03.03 英語小說閱讀0303《時間簡史》第一章05 附單詞註釋

As far as Kepler was concerned, elliptical orbits were merely an ad hoc hypothesis, and a rather repugnant

one at that, because ellipses were clearly less perfect than circles. Having discovered almost by accident that elliptical orbits fit the observations well, he could not reconcile them with his idea that the planets were made to orbit the sun by magnetic forces. An explanation was provided only much later, in 1687, when Sir Isaac Newton published his Philosophiae Naturalis Principia Mathematica, probably the most important single work ever published in the physical sciences. In it Newton not only put forward a theory of how bodies move in space and time, but he also developed the complicated mathematics needed to analyze those motions. In addition, Newton postulated a law of universal gravitation according to which each body in the universe was attracted toward every other body by a force that was stronger the more massive the bodies and the closer they were to each other. It was this same force that caused objects to fall to the ground. (The story that Newton was inspired by an apple hitting his head is almost certainly apocryphal. All Newton himself ever said was that the idea of gravity came to him as he sat “in a contemplative mood” and “was occasioned by the fall of an apple.”) Newton went on to show that, according to his law, gravity causes the moon to move in an elliptical orbit around the earth and causes the earth and the planets to follow elliptical paths around the sun.
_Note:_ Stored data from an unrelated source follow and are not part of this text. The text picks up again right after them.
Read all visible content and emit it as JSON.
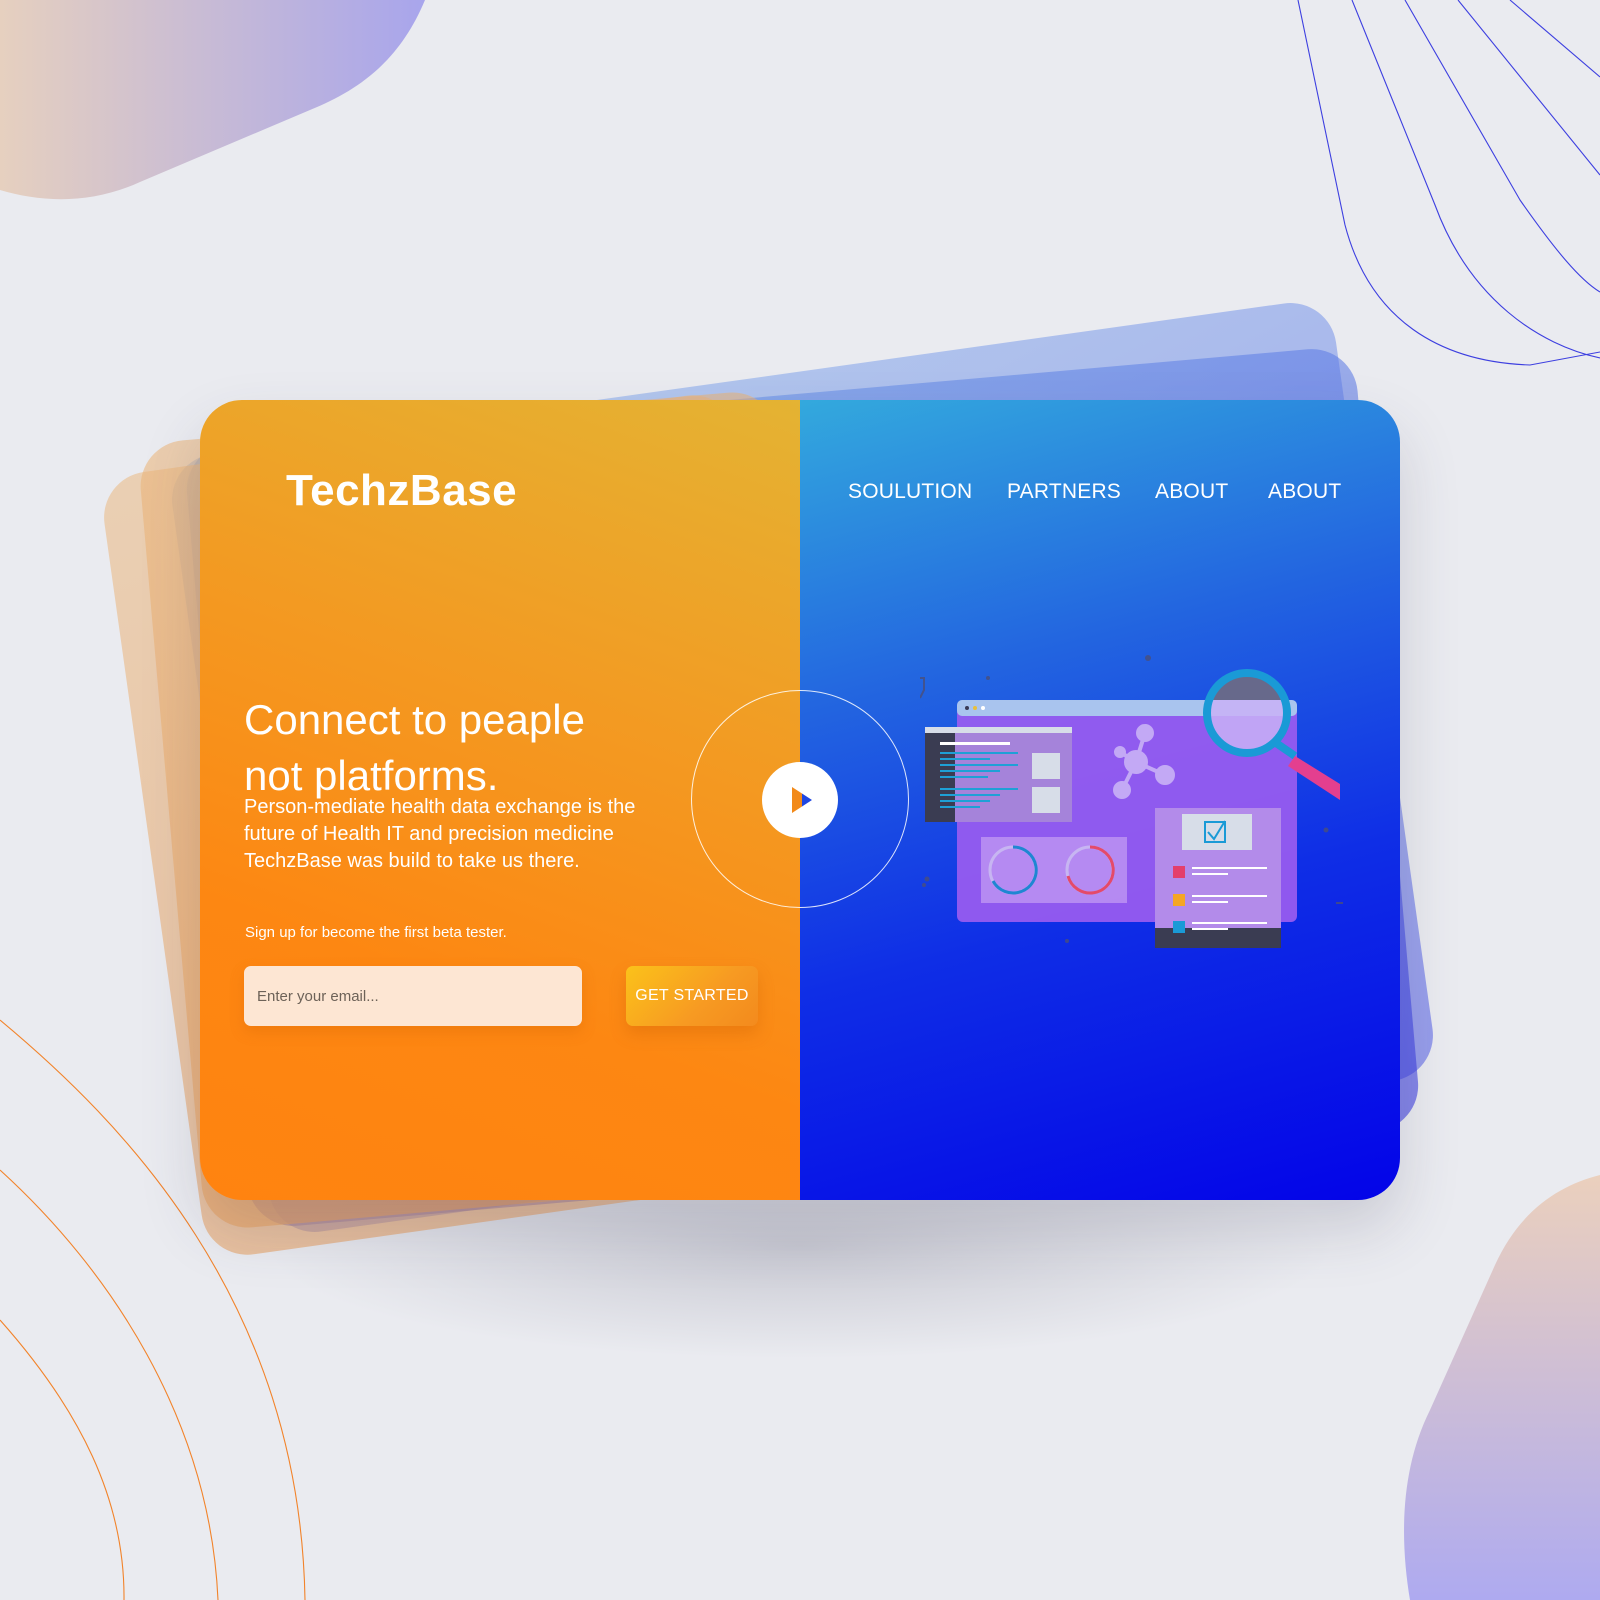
{
  "brand": {
    "logo": "TechzBase"
  },
  "nav": {
    "items": [
      {
        "label": "SOULUTION"
      },
      {
        "label": "PARTNERS"
      },
      {
        "label": "ABOUT"
      },
      {
        "label": "ABOUT"
      }
    ]
  },
  "hero": {
    "headline_line1": "Connect to peaple",
    "headline_line2": "not platforms.",
    "description": "Person-mediate health data exchange is the future of Health IT and precision medicine TechzBase was build to take us there."
  },
  "signup": {
    "label": "Sign up for become the first beta tester.",
    "email_placeholder": "Enter your email...",
    "button_label": "GET STARTED"
  },
  "colors": {
    "orange_panel": "#ff8310",
    "blue_panel": "#0303e8",
    "illustration_purple": "#9a5cf0",
    "magnifier": "#1a9ad6",
    "accent_pink": "#e43f8f"
  },
  "icons": {
    "play": "play-icon",
    "magnifier": "magnifier-icon",
    "checkbox": "checkbox-icon",
    "molecule": "molecule-icon"
  }
}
The Copernican model got rid of Ptolemy’s celestial spheres, and with them, the idea that the universe had a natural boundary. Since “fixed stars” did not appear to change their positions apart from a rotation across the sky caused by the earth spinning on its axis, it became natural to suppose that the fixed stars were objects like our sun but very much farther away.


ad hoc 特別的

repugnant 使人極度反感的

apocryphal 偽的

contemplative 冥想的

英語小說閱讀0303《時間簡史》第一章05 附單詞註釋


就開普勒而言,橢圓軌道僅僅是想當然的,並且是相當討厭的假設,因為橢圓明顯地不如圓那麼完美。雖然他幾乎是偶然地發現橢圓軌道能很好地和觀測相符合,但卻不能把它和他的行星繞太陽運動是由於磁力引起的另一思想相互調和起來。對這一切提供解釋是晚得多的事,那是由於1687年伊薩克·牛頓爵士出版了他的《數學的自然哲學原理》,這部也許是有史以來物理科學上最重要的單獨的著作。在這本中,牛頓不但提出物體如何在空間和時間中運動的理論,並且發展了為分析這些運動所需的複雜的數學。此外,牛頓提出了萬有引力定律,根據這定律,宇宙中的任一物體都被另外物體所吸引,物體質量越大,相互距離越近,則相互之間的吸引力越大。這也就是使物體落到地面上的力。(由於一個蘋果落到牛頓的頭上而使他得到靈感的故事,幾乎肯定是不足憑信的。所有牛頓自己說過的只是,當他陷入沉思之時,一顆蘋果的落下使他得到了萬有引力的思想。)牛頓繼而指出,根據他的定律,引力使月亮沿著橢圓軌道繞著地球運行,而地球和其他行星沿著橢圓軌道繞著太陽公轉。

哥白尼的模型擺脫了托勒密的天球,以及與其相關的宇宙存在著自然邊界的觀念。“固定恆星”除了由於地球繞著自身的軸自轉引起的穿越天空的轉動外,不改變它們的位置,很自然會使人設想到固定恆星是和我們的太陽類似的物體,只是比太陽離開我們遠得多了。